A couple of days ago, I drove to the seaside and brought homemade coffee and a donut and sat and listened to Jefferson Airplane while I watched the sea and the sky. I always have something to do in front of me: writing, my phone, an activity with my kids, housework, a book to read. I used to spend vast periods of time sitting on my bed listening to music, writing in journals, or just thinking and looking out the window as a teenager. Ok, that was a different way of life, but I never allow myself to do that anymore. So, I forced myself to sit in quiet contemplation with no buffer between myself and the present moment. And it was uncomfortable, but also important. Afterwards, I went for a walk along the seafront and couldn’t help noticing how many runners were pushing themselves to achieve around me. It feels like everyone is rushing around in life, not particularly enjoying themselves, but doing it anyway. I’ve decided to schedule in time to sit still without distractions. It’s as important for creativity as it is for my sanity 🙂
We had a couple of days in the house, and I was glad of the craft projects and games my daughter had got for her birthday. She got a Build a Beetle game that she is obsessed with. I like Orchard kids’ games. The simple concepts allow them to quickly grasp the rules so they don’t lose interest before you even start playing. We finished off some birthday cake while we had a game 🙂
She had got a play doh set that included facial features, limbs and accessories to add to the creatures you make. It kept the girls busy for a long time. I’m enjoying the fact they’re becoming more independent and that we can have more grown up conversations around the table while we work on our respective projects 🙂
I had a stack of magazines I hadn’t got round to reading in about a year 🙂 I love magazines about creativity and mindfulness (even though the word itself irritates me :)) Flow magazine is expensive, but it has so many inspiring articles in it, and as my sister pointed out, the images in it are so unique and beautiful you could frame them and use them as decoration around your house 🙂 I only get it now and again but it often comes with extra items like journals, postcards and mirror stickers with inspiring quotes on them. I found some unused postcards inside that I plan to use for friends or family. I’d like to revive the tradition of hand-delivered cards and postcards. I spotted this quote in the magazine and it felt fitting for the mindset I was in at the time.

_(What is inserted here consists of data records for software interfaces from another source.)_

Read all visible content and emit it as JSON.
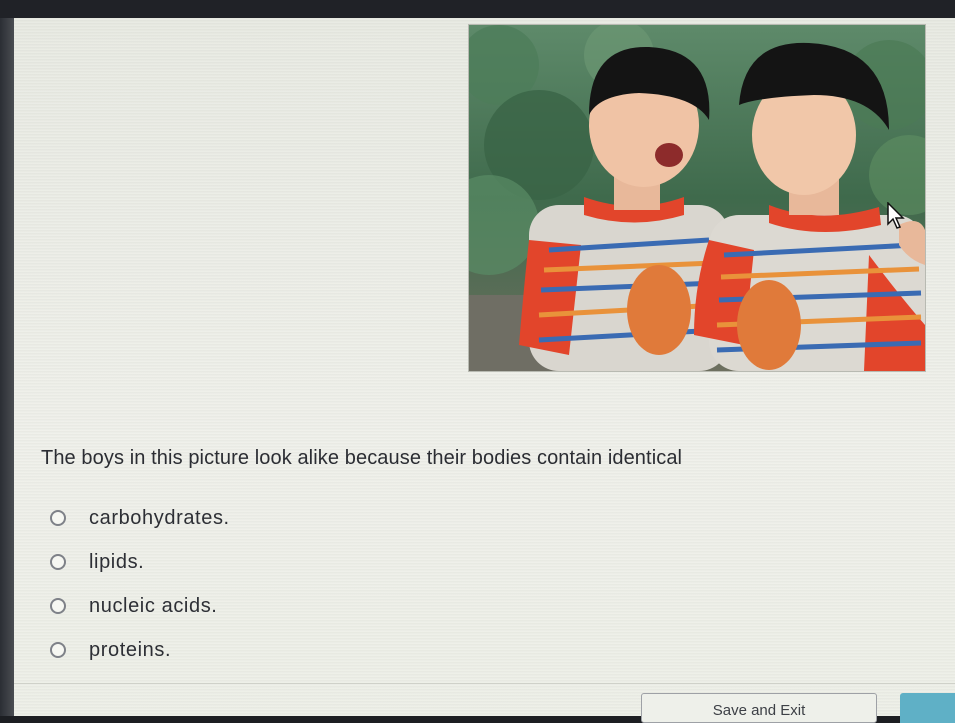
{
  "photo": {
    "alt": "Two boys in matching striped shirts with orange sleeves"
  },
  "question": {
    "text": "The boys in this picture look alike because their bodies contain identical"
  },
  "options": [
    {
      "label": "carbohydrates."
    },
    {
      "label": "lipids."
    },
    {
      "label": "nucleic acids."
    },
    {
      "label": "proteins."
    }
  ],
  "footer": {
    "save_exit_label": "Save and Exit",
    "next_label": ""
  },
  "colors": {
    "accent": "#5fb0c6",
    "page_background": "#eceee6",
    "text": "#2b2d33"
  }
}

So, I let myself enjoy reading at the table and chatting to the girls over coffee 🙂 We didn’t have to rush anywhere and I didn’t force myself to be “productive” and by the end of the day, I could feel the creativity starting to grow again in its own natural environment.
Later that day, I got out my sewing machine and some second hand dresses I’d bought that didn’t fit and cut them up to use the fabric for other things. I made a cape for my daughter and a skirt for the other one and they spent the rest of the day parading around the house in them.